Nair berpendapat bahwa
Agroforestri
adalah suatu nama kolektif untuk sistem-sistem penggunaan lahan teknologi,
dimana tanaman keras berkayu (pohon-pohonan, perdu, jenis-jenis palm, bambu,
dsb) ditanam bersamaan dengan tanaman pertaian, dan/atau hewan, dengan suatu
tujuan tertentu dalam suatu bentuk pengaturan spasial atau urutan temporal, dan
didalamnya terdapat interaksi-interaksi ekologi dan ekonomi diantara berbagai
komponen yang bersangkutan. (http://www.lablink.or.id/Env/Agroforestri/agf-def.htm)
Agroforestry merupakan kegiatan
penggunaan lahan yang bertujuan untuk mempertahankan atau meningkatkan hasil
total secara lestari, dengan cara mengkombinasikan tanaman berkayu (pohon)
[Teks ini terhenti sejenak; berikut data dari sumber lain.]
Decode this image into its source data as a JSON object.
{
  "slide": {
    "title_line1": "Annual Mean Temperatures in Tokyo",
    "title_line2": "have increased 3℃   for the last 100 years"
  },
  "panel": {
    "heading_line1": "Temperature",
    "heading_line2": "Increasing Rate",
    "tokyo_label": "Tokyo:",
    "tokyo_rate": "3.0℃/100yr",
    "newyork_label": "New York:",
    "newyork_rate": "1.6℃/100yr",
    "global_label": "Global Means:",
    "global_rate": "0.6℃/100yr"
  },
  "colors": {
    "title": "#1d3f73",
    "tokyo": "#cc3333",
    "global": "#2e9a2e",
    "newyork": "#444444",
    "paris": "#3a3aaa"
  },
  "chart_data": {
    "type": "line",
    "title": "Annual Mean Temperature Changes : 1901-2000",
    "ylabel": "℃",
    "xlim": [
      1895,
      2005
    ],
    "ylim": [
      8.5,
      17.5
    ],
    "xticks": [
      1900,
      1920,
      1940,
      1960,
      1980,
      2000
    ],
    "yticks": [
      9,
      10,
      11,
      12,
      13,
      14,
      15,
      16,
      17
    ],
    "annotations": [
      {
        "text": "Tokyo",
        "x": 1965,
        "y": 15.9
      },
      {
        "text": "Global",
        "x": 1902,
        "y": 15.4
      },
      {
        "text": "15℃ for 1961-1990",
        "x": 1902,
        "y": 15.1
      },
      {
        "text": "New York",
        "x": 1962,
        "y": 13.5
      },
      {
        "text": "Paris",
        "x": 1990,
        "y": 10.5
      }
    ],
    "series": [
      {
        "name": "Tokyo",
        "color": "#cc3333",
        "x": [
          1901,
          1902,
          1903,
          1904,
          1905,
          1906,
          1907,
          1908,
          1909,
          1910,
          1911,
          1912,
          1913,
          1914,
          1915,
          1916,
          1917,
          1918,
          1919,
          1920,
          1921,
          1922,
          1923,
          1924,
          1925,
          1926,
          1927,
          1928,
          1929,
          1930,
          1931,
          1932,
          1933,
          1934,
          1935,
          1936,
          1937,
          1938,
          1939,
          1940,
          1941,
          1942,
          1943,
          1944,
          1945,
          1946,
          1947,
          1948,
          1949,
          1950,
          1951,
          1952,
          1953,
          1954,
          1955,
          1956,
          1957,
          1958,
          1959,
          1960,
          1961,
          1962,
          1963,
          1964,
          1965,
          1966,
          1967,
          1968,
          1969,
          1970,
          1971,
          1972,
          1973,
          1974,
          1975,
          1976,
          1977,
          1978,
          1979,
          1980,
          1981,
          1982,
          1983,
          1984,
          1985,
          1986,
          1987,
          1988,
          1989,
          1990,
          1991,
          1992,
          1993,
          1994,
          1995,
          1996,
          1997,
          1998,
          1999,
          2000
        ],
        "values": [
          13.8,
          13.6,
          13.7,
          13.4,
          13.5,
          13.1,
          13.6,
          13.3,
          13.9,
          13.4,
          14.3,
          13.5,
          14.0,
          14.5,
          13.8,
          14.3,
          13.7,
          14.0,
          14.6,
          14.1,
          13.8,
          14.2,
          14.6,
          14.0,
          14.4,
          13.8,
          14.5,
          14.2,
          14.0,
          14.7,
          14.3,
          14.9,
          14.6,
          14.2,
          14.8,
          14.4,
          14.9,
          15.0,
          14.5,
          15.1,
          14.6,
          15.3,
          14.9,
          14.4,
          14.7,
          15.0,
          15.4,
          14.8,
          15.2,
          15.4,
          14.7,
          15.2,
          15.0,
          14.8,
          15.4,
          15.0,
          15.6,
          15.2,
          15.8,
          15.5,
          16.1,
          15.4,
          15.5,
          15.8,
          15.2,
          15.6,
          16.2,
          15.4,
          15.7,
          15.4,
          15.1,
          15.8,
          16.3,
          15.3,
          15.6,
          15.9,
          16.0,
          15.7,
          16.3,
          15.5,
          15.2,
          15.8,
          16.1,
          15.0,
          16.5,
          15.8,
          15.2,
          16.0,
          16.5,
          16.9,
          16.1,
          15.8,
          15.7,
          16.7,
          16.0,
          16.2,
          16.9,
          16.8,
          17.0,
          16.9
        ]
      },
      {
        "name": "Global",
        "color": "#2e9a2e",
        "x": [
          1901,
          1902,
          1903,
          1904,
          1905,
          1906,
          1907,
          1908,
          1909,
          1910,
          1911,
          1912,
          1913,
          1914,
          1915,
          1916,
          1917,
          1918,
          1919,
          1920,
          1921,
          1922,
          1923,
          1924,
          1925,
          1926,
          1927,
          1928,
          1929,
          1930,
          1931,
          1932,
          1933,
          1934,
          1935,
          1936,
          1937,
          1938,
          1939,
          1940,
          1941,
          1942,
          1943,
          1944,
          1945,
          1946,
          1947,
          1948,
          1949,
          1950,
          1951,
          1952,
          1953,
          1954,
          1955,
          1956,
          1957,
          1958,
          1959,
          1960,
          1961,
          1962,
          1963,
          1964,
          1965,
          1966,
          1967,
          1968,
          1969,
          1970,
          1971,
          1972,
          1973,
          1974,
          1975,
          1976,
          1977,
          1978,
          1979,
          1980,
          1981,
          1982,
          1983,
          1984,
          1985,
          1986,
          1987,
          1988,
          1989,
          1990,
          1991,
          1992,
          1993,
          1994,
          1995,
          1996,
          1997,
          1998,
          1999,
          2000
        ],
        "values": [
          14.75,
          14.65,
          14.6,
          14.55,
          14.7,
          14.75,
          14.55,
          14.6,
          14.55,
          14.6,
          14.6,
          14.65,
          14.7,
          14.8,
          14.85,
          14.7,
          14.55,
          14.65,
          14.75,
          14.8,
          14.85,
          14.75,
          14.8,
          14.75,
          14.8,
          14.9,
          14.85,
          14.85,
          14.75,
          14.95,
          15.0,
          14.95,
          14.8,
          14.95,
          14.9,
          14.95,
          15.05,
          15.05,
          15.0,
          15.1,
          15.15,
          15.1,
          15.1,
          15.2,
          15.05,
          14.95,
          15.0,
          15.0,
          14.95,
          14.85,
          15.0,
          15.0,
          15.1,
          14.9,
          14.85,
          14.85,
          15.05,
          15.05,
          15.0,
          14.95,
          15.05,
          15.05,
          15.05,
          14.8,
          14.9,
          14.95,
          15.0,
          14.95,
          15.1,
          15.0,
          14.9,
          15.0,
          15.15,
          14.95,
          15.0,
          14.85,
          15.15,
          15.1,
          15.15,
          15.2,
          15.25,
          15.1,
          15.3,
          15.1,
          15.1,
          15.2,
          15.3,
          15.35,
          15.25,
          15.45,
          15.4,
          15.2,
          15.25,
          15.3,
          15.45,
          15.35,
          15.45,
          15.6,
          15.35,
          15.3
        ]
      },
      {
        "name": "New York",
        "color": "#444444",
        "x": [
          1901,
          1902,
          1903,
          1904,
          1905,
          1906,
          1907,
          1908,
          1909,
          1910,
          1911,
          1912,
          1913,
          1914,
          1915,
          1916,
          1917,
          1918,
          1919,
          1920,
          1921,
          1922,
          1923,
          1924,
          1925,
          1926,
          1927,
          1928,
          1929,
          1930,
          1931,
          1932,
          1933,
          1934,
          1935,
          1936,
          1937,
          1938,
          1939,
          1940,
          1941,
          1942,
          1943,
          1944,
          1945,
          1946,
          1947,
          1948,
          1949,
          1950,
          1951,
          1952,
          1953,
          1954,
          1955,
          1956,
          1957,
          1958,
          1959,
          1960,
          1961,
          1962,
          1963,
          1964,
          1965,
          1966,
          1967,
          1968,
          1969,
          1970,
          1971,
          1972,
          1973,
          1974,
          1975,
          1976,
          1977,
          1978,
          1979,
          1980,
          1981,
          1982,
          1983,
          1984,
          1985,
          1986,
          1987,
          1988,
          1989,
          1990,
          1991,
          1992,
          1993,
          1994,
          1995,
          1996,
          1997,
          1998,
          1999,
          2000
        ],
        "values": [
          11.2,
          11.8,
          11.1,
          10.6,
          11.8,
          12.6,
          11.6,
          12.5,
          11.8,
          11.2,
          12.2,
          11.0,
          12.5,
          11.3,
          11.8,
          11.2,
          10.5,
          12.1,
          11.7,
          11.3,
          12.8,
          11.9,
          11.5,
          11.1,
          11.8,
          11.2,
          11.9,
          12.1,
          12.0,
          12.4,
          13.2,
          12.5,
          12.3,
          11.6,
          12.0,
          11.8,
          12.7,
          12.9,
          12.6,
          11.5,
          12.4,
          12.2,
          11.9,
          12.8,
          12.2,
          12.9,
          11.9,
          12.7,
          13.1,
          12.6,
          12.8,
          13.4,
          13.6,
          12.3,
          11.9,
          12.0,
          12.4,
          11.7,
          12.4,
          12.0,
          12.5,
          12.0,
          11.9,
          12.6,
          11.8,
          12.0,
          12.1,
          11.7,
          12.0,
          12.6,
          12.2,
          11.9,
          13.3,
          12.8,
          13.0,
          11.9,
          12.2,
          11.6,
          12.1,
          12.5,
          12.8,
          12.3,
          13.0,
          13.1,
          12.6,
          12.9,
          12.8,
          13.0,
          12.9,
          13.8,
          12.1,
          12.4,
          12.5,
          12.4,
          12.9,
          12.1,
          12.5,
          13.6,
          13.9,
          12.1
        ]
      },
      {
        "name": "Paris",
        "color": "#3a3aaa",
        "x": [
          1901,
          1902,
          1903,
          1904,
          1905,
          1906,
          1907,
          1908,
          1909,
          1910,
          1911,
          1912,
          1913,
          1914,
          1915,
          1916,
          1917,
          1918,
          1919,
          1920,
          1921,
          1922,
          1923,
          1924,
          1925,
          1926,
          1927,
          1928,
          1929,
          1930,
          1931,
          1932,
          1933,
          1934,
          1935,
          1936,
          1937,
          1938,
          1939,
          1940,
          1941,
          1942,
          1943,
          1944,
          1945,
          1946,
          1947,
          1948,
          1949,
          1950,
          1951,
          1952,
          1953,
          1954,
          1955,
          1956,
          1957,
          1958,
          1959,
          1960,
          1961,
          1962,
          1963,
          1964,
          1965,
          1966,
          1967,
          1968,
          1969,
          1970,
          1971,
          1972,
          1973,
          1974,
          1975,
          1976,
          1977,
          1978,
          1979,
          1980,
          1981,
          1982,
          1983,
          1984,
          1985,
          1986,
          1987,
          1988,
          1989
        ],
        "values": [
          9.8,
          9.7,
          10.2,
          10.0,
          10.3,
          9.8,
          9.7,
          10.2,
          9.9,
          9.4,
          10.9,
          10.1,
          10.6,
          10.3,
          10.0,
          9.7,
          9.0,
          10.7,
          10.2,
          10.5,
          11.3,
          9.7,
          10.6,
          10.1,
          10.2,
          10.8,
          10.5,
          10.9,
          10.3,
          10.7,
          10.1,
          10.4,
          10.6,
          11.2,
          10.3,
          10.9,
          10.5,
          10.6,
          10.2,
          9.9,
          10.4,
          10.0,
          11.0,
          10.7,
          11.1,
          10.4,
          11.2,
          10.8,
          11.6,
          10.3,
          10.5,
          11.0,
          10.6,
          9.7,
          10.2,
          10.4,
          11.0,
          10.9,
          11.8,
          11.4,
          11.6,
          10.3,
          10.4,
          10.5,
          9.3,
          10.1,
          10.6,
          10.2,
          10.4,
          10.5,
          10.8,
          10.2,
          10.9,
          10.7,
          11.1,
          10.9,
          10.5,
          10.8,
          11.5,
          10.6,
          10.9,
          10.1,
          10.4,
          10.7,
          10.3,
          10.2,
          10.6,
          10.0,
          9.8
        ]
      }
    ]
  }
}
dengan tanaman pangan atau tanaman pakan ternak pada sebidang lahan yang sama,
baik secara bersamaan atau secara bergantian, dengan menggunakan
praktek-praktek pola pengelolaan yang sesuai dengan kondisi ekologi, ekonomi,
sosial dan budaya setempat. (http://repository.usu.ac.id)
B.
Jenis-Jenis
Agroforestry
Beberapa
model Agroforestri yang dapat dikembangkan adalah "Agrisilvopastur
", yaitu penggunaan lahan secara sadar dan dengan pertimbangan masak
untuk memproduksi sekaligus hasil-hasil pertanian dan kehutanan. "Sylvopastoral
system ", yaitu suatu sistem pengelolaan lahan hutan untuk
menghasilkan kayu dan memelihara ternak. "Agrosylvo-pastoral system ",
yaitu suatu sistem pengelolaan lahan hutan untuk memproduksi hasil pertanian
dan kehutanan secara bersamaan, dan sekaligus untuk memelihara hewan ternak.
"Multipurpose forest ", yaitu sistem pengelolaan dan penanaman
berbagai jenis kayu, yang tidak hanya untuk hasil kayunya, akan tetapi juga
daun-daunan dan buah-buahan yang dapat digunakan sebagai bahan makanan manusia,
ataupun pakan ternak (http://webmaster@lablink.or.id).
Agrisilvikultur
adalah sistem agroforestri yang mengkombinasikan komponen kehutanan (atau
tanaman berkayu/woody plants) dengan komponen pertanian (atau tanaman
non-kayu). Tanaman berkayu dimaksudkan yang berdaur panjang (tree crops)
dan tanaman non-kayu dari jenis tanaman semusim (annual crops).
Dalam agrisilvikultur, ditanam pohon serbaguna (lihat lebih detil pada bagian multipurpose
trees) atau pohon dalam rangka fungsi lindung pada lahanlahan pertanian
(Nair, 1989; dan Young, 1989).
C.
Manfaat
Agroforestry
Ø
Sosial Budaya
Salah satu sasaran utama dari setiap usaha pertanian termasuk agroforestri
adalah produksi yang berkelanjutan (sustainable) yang dicirikan oleh
stabilitas produksi dalam jangka panjang. Beberapa indikator terselenggaranya
system pertanian yang berkelanjutan adalah (a) dapat dipertahankannya sumber
daya alam sebagai penunjang produksi tanaman dalam jangka panjang, (b) penggunaan
tenaga kerja yang cukup rendah, (c) tidak adanya kelaparan tanah, (d) tetap
terjaganya kondisi lingkungan tanah dan air, (e) rendahnya emisi gas rumah kaca
serta (f) terjaganya keanekaragaman hayati.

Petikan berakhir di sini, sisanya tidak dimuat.